A few anecdotes from this week’s New York NIRI meeting
There was a solid turnout at NIRI’s New York chapter meeting on Tuesday night.
In a conference room in the swank Intercontinental hotel in Times Square, Georgeson’s general counsel, the poised and well-spoken Rachel Posner, joined Goldman Sachs vice president of investor relations Bess Joffe, Broadbridge’s Lyell Dampeer, and Laurel Hill’s Michael Maiolo on a panel titled, ‘Getting ready for your 2011 annual meeting: what IROs need to know’.
Here are some of the more interesting tidbits shared by members of the panel and the audience:
-At many companies, the corporate governance crowd has started to spend more time with the folks who deal with buy/sell issues.

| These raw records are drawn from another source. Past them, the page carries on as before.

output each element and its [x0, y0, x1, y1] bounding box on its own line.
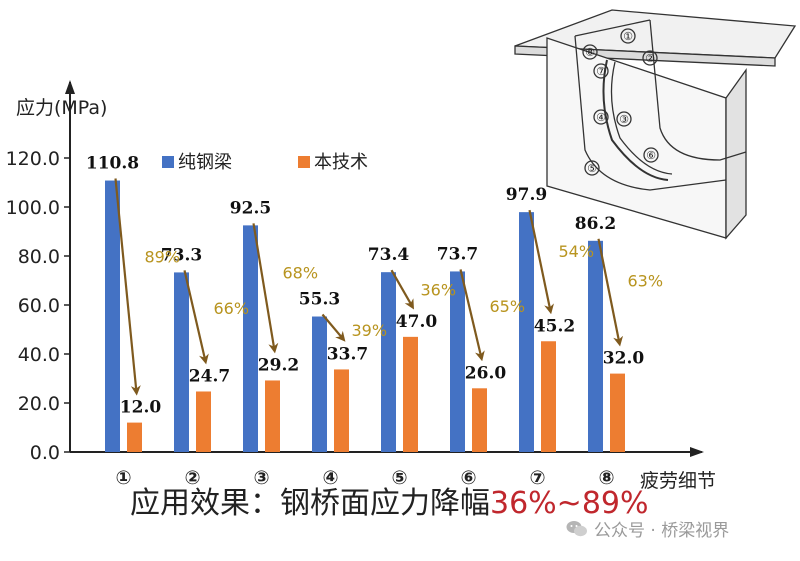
reduction-label: 36%	[421, 281, 457, 300]
value-label-series-1: 86.2	[575, 214, 616, 234]
diagram-detail-label: ⑧	[585, 46, 595, 59]
reduction-arrow	[114, 178, 141, 396]
bar-series-1	[105, 180, 120, 453]
caption-main: 应用效果：钢桥面应力降幅	[130, 486, 490, 521]
reduction-arrow	[528, 209, 554, 315]
bar-series-2	[472, 388, 487, 452]
value-label-series-2: 29.2	[258, 355, 299, 375]
x-tick-label: ⑧	[598, 467, 614, 489]
bar-series-1	[312, 316, 327, 452]
y-tick-label: 0.0	[30, 442, 60, 464]
value-label-series-2: 45.2	[534, 316, 575, 336]
legend-swatch-series-2	[298, 156, 310, 168]
caption-highlight: 36%~89%	[490, 486, 649, 521]
x-tick-label: ⑦	[529, 467, 545, 489]
reduction-label: 65%	[490, 297, 526, 316]
bar-series-1	[519, 212, 534, 452]
bar-series-2	[265, 380, 280, 452]
x-tick-label: ④	[322, 467, 338, 489]
y-tick-label: 120.0	[6, 148, 60, 170]
reduction-label: 68%	[283, 264, 319, 283]
diagram-detail-label: ③	[619, 113, 629, 126]
value-label-series-2: 33.7	[327, 344, 368, 364]
watermark: 公众号 · 桥梁视界	[566, 516, 729, 541]
x-axis-title: 疲劳细节	[640, 470, 716, 492]
value-label-series-1: 73.4	[368, 245, 410, 265]
diagram-detail-label: ⑥	[646, 149, 656, 162]
bar-series-2	[541, 341, 556, 452]
x-tick-label: ③	[253, 467, 269, 489]
structural-diagram	[514, 9, 797, 240]
watermark-text: 公众号 · 桥梁视界	[594, 521, 730, 541]
x-tick-label: ②	[184, 467, 200, 489]
bar-series-2	[403, 336, 418, 452]
reduction-arrow	[390, 269, 414, 310]
bar-series-2	[610, 373, 625, 452]
bar-series-1	[174, 272, 189, 452]
value-label-series-2: 12.0	[120, 398, 162, 418]
legend-label-series-2: 本技术	[314, 152, 368, 173]
bar-series-2	[334, 369, 349, 452]
y-tick-label: 60.0	[18, 295, 60, 317]
y-tick-label: 100.0	[6, 197, 60, 219]
diagram-detail-label: ①	[623, 30, 633, 43]
x-tick-label: ①	[115, 467, 131, 489]
bar-series-1	[243, 225, 258, 452]
bar-series-2	[196, 391, 211, 452]
diagram-detail-label: ④	[596, 111, 606, 124]
y-tick-label: 40.0	[18, 344, 60, 366]
diagram-detail-label: ⑦	[596, 65, 606, 78]
x-tick-label: ⑥	[460, 467, 476, 489]
value-label-series-1: 73.7	[437, 244, 478, 264]
reduction-label: 89%	[145, 248, 181, 267]
bar-series-1	[588, 240, 603, 452]
value-label-series-1: 110.8	[86, 154, 139, 174]
x-tick-label: ⑤	[391, 467, 407, 489]
reduction-arrow	[252, 223, 279, 354]
reduction-label: 66%	[214, 299, 250, 318]
reduction-label: 39%	[352, 321, 388, 340]
value-label-series-1: 92.5	[230, 198, 271, 218]
reduction-label: 54%	[559, 242, 595, 261]
legend: 纯钢梁 本技术	[162, 152, 368, 173]
reduction-arrow	[321, 313, 346, 342]
value-label-series-1: 97.9	[506, 185, 547, 205]
y-axis-title: 应力(MPa)	[16, 97, 107, 119]
reduction-arrow	[183, 270, 209, 365]
value-label-series-2: 24.7	[189, 366, 230, 386]
legend-swatch-series-1	[162, 156, 174, 168]
diagram-detail-label: ⑤	[587, 162, 597, 175]
value-label-series-2: 47.0	[396, 312, 438, 332]
value-label-series-1: 73.3	[161, 245, 202, 265]
value-label-series-1: 55.3	[299, 290, 340, 310]
caption: 应用效果：钢桥面应力降幅36%~89%	[130, 478, 690, 522]
reduction-arrow	[597, 238, 624, 347]
legend-label-series-1: 纯钢梁	[178, 152, 232, 173]
reduction-label: 63%	[628, 272, 664, 291]
value-label-series-2: 26.0	[465, 363, 507, 383]
value-label-series-2: 32.0	[603, 349, 645, 369]
y-tick-label: 20.0	[18, 393, 60, 415]
diagram-detail-label: ②	[645, 52, 655, 65]
y-tick-label: 80.0	[18, 246, 60, 268]
reduction-arrow	[459, 269, 485, 362]
bar-series-2	[127, 422, 142, 452]
diagram-labels: ⑧ ①② ⑦ ④ ③ ⑤ ⑥	[585, 30, 656, 175]
wechat-icon	[566, 520, 587, 536]
bar-series-1	[450, 271, 465, 452]
bar-series-1	[381, 272, 396, 452]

That is, at some of the more progressive companies, voting and valuation issues are no longer being treated as wholly separate concerns.
To describe the unnatural bifurcation of governance issues and buy/sell considerations at less progressive companies, the NIRI crowd frequently invokes the following metaphor: ‘The valuation executives meet up in a windowed office with the CFO while the governance professionals scrounge on sandwiches with the company’s corporate secretary in the basement.’ A little bird told me Peggy Foran, Prudential Financial’s corporate secretary, coined that analogy.
-Given how swamped the SEC is with Dodd-Frank issues, the agency won’t likely get around to proxy access this year.
-Thirty-five companies held virtual annual meetings last year. IROs and corporate secretaries should be uber-aware of making the goings on at virtual meetings as transparent as possible, or they’ll likely suffer the wrath of shareholder activists ready for a fight!